Of all the beers Frenchies have released since opening in 2017, in this writer’s opinion Kamchatka is the one that most represents the founders Vince de Soyres and Thomas Cauquil. No one would ever jam a brewery and French fine dining bistro in together on the same premises. And no one would ever brew a bière de garde and jam it full of enough Carafa malt to render it black as the void.
Kamchatka is named for the far eastern Russian peninsula where Vince and Thomas made a 700km trek through a bear and volcano riddled landscape and hatched the plan that became Frenchies Bistro and Brewery. It is also a place of significance for the French naval officer and explorer Lapérouse, who, while in Petropavlovsk to rest and resupply his fleet, received orders to investigate the British colonial expedition to Australia. It is from this expedition that Frenchies other core bières de grade - golden and red- are named for (Lapérouse and Astrolabe).

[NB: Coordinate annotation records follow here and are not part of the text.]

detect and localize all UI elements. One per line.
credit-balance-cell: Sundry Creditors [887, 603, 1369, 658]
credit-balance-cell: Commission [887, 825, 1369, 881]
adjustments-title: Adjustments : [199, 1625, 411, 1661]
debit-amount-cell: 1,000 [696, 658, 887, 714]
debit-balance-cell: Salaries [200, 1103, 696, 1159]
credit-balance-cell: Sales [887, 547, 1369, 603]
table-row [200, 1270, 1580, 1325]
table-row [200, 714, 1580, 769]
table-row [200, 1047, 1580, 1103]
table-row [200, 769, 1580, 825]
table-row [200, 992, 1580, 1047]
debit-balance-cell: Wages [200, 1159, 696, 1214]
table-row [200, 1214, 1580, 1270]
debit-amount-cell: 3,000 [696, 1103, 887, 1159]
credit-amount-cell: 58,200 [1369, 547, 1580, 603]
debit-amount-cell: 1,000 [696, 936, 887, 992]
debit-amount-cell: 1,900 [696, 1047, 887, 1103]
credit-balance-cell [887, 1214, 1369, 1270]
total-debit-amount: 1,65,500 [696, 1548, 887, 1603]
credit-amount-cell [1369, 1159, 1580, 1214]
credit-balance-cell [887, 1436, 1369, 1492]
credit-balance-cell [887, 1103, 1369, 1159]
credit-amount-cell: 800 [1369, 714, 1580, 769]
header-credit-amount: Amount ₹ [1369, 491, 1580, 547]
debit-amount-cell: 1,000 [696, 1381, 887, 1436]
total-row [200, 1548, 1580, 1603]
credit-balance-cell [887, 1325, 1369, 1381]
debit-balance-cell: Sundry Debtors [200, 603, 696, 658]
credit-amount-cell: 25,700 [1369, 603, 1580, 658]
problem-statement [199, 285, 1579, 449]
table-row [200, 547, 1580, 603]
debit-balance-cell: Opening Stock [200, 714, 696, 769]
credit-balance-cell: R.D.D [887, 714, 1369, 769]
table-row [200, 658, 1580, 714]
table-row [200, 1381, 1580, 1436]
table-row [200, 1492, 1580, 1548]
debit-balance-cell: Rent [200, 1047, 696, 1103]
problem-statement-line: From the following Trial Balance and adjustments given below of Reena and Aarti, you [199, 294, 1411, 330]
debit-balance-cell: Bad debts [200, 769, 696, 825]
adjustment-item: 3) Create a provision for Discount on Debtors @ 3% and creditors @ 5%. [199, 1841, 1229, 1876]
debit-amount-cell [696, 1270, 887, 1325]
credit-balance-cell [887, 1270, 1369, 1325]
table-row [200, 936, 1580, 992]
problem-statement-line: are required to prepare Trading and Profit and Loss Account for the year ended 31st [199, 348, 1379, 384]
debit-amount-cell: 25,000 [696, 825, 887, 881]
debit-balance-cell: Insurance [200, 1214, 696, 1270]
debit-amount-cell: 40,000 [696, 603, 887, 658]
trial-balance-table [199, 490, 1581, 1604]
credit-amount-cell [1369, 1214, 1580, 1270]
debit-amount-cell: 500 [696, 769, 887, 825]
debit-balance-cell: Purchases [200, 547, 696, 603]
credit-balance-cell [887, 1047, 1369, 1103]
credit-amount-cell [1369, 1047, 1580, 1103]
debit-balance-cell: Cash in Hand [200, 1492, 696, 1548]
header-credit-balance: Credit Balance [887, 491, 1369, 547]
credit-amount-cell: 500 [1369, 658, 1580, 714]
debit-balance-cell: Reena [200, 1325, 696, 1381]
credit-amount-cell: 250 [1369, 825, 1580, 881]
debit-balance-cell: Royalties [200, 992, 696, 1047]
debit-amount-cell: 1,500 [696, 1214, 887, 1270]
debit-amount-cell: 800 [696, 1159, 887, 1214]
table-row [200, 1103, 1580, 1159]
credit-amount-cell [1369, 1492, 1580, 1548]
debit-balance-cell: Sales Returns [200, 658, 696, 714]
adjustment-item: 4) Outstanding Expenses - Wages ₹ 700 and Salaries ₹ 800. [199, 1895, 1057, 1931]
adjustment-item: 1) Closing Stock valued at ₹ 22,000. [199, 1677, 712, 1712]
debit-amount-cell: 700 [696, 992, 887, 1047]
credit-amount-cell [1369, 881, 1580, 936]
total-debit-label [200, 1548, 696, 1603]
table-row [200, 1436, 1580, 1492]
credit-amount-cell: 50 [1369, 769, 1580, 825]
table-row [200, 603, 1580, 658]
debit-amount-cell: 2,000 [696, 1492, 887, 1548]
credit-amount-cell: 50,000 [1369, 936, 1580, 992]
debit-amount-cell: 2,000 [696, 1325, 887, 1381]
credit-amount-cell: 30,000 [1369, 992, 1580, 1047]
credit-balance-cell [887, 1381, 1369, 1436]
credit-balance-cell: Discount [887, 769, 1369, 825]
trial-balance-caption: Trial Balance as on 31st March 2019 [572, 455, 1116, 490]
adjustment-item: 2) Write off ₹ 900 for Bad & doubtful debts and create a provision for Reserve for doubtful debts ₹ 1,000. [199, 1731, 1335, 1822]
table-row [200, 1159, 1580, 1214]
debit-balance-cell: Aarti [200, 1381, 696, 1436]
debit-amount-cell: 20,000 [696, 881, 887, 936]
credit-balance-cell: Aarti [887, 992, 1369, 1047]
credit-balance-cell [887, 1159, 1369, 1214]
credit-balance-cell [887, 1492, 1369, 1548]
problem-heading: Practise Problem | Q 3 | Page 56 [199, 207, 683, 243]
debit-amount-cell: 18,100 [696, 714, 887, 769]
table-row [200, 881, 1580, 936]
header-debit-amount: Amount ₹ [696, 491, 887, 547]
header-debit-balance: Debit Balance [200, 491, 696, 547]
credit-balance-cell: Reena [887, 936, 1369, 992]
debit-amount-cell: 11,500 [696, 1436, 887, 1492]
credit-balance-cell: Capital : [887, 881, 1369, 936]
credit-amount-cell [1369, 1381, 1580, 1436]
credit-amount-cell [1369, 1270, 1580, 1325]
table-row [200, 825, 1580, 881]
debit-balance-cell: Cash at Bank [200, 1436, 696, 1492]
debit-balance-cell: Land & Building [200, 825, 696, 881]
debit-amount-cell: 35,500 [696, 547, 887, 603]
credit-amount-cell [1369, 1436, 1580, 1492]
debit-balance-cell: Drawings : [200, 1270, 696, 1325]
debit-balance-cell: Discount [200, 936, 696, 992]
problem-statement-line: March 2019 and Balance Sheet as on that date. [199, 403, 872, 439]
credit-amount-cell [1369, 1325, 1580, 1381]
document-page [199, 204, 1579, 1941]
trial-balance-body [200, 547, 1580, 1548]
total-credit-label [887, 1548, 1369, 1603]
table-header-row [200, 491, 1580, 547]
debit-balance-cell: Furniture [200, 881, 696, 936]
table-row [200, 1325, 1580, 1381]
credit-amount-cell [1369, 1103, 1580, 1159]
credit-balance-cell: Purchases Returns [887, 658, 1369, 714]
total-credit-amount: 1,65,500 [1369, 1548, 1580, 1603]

The beer itself is a veritable smorgasbord of malt flavours. It is genuinely amazing that such a bevy of flavour compounds can be the outcome of a relatively simple three grain grist. By way of illustration, the following words are taken verbatim from my hastily scrawled notes: golden syrup, vanilla, burnt coffee, dried fruits (raisins), chocolate shortbread?, bitter black malts and hop bitterness not astringent, fruity yeast esters, drinkable.
Like Frenchies, Kamchatka is remarkable, complex and absolutely one of a kind.